The breakfast gods were not smiling on us today, even though we were in a former convent. The most important meal of the day was a meagre affair, and the hotel staff did not replenish supplies when they ran out. This may explain why I ran out of steam in the long session to lunch.

We had a long stretch of open road for much of the morning, with a headwind until we turned right after some 14 miles. I loved this next section. I was cruising along the flat, and built speed to get myself over the regular small rises.

Once again, Peak Tours chose a wonderful spot for the morning brew stop, by the side of an old bridge that had been bypassed by a new one. We watched the ever-present bird life as we took a breather.

It was great to see Alec back on the bike after his freak accident (see day 4’s episode) – he was obviously in fine form as he effortlessly passed us on the climb after the brew stop!

I kept with our small group for a few miles, but realised that I’d used up a lot of energy over the first 20 miles. So I settled back into my own pace, stopping every now and again to take a breather. In truth, this was one of my least enjoyable stages of the tour so far, and I was glad to reach lunch at a cafe attached to a petrol station. This may not sound like a recipe for a wonderful lunch, but we all loved it. Good, tasty food, including quirky combinations, such as risotto and fried egg!

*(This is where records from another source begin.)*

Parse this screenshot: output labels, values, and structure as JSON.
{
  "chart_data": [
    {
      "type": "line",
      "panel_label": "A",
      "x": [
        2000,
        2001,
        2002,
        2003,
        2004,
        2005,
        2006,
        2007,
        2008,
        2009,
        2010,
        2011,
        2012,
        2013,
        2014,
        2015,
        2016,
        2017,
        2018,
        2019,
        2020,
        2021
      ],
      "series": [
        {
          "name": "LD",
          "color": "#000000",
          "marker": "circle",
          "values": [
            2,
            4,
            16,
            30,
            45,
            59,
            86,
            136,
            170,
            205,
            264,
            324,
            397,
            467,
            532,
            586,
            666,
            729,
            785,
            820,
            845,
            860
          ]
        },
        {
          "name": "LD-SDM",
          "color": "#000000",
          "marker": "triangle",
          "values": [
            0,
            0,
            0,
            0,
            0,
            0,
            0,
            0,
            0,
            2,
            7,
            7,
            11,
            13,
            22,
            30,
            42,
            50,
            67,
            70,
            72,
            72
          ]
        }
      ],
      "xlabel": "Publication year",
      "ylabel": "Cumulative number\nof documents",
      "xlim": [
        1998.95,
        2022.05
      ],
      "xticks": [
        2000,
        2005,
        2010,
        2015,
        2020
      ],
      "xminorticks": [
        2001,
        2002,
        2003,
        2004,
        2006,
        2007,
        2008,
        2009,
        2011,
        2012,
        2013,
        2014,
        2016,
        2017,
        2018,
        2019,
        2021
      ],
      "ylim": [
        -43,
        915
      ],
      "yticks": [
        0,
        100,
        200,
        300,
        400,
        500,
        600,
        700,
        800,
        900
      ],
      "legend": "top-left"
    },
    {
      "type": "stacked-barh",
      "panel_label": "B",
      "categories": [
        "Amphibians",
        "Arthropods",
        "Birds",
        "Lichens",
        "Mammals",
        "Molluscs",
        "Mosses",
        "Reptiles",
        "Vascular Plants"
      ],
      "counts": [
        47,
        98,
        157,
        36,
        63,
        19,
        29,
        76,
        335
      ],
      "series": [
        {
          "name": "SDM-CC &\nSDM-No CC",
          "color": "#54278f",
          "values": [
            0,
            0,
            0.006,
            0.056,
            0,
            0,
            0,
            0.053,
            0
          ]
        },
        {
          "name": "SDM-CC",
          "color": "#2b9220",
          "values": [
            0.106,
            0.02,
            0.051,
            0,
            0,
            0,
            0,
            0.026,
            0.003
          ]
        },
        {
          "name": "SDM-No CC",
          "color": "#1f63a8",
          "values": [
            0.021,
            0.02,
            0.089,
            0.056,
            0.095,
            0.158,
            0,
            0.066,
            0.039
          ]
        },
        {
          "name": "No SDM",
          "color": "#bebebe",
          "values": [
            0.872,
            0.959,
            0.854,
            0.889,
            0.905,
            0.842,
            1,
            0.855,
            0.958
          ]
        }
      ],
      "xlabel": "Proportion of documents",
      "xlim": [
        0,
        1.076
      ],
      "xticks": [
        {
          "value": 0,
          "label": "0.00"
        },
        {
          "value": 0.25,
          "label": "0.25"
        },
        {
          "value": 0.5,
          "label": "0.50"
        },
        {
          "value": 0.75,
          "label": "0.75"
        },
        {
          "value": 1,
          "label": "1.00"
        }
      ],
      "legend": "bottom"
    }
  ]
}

Lost! We walked our bikes along here

Despite the morale and energy boosting lunch, I was still not on top form over the miles that followed straight after lunch, although as we approached the (invisible) Portuguese border I was starting to revive. Unfortunately, that was the point where we got lost. Julia, Tim and I missed the crucial turn to Monte Debaixo. (To be more accurate, our Garmins missed the turn.) We were a couple of miles down the road before we realised our error. The three of us scratched our heads, looked at our Garmins and consulted Google Maps.

Tim decided to carry on, rather than turn back, confident that he’d come across another way to our destination, Marvão. Julia and I used Google to plot a way back to our route, but this took us through farmyards and along lanes unsuited to road bikes. So we pushed our cycles and cursed our ill luck: it’s unsettling being lost in unfamiliar territory in a foreign land.

We did spot this interesting tree. Portugal is the world’s greatest cork producer (it must be helpful for all those bottles of port) and this one had its bark removed in 2002. It still looks naked 21 years on.

This is the moment we knew we were back on track. The route notes referred to a blue and white house, and it was with great relief that we saw it and pressed on with confidence. But we had added six miles to our day’s ride. I was just glad that I was not on my own during this unsettling hour.

After about four further miles, we came across cheering cyclists at a bar in the village of Portagem. It was the Peak Tours riders who had not missed the turn! I’ve rarely been so relieved to see a bar…. We enjoyed a break and a cold soft drink before heading off on the final climb to Marvão.

Julia climbs to Marvão – seen above her

This was another classic climb, steep in places and over three miles long. To add spice to the mix, we could hear thunder as we neared the hill town, and I got my rain jacket ready in case the heavens opened. Fortunately the weather held until later in the evening.

This was a wonderful moment: cycling through the town walls of Marvão after a challenging day. We were staying at the lovely hotel, El Rei Dom Manuel. After settling in and having a shower I was ready to explore this extraordinary place.

Walking the walls of marvellous Marvão

I set off along the town wall outside the hotel, drinking in the panoramic views of the land below. I wonder what kind of lives were led by those who built these ancient defences? Marvão was founded in the ninth century by an Iberian who had converted to Islam, testimony to the Moorish history of Portugal and Spain. The town had a crowning strategic position, which was crucial in the days of conflict between the nations that share the Iberian peninsula.

As I approached Marvão’s castle, above, I looked down to the valley we’d traversed before the great climb. It was a very peaceful walk, in the quiet of the early evening.

On reaching the castle, I turned back down into the ancient streets of the village.

I came across a number of our group on the terrace of a bar having a beer, including Michael and Libby, and joined them for a drink before returning to the hotel for dinner.

I would have liked to have taken some night photos of Marvão, as I did in Monsanto, but the rain that we had escaped on ascent had arrived.

Read Day 8: Marvão to Vila Viçosa

The day’s stats

56.02 miles (including the extra 6 miles), 5,186 feet climbing, 4 hours 44 mins cycling, average speed 11.8 mph.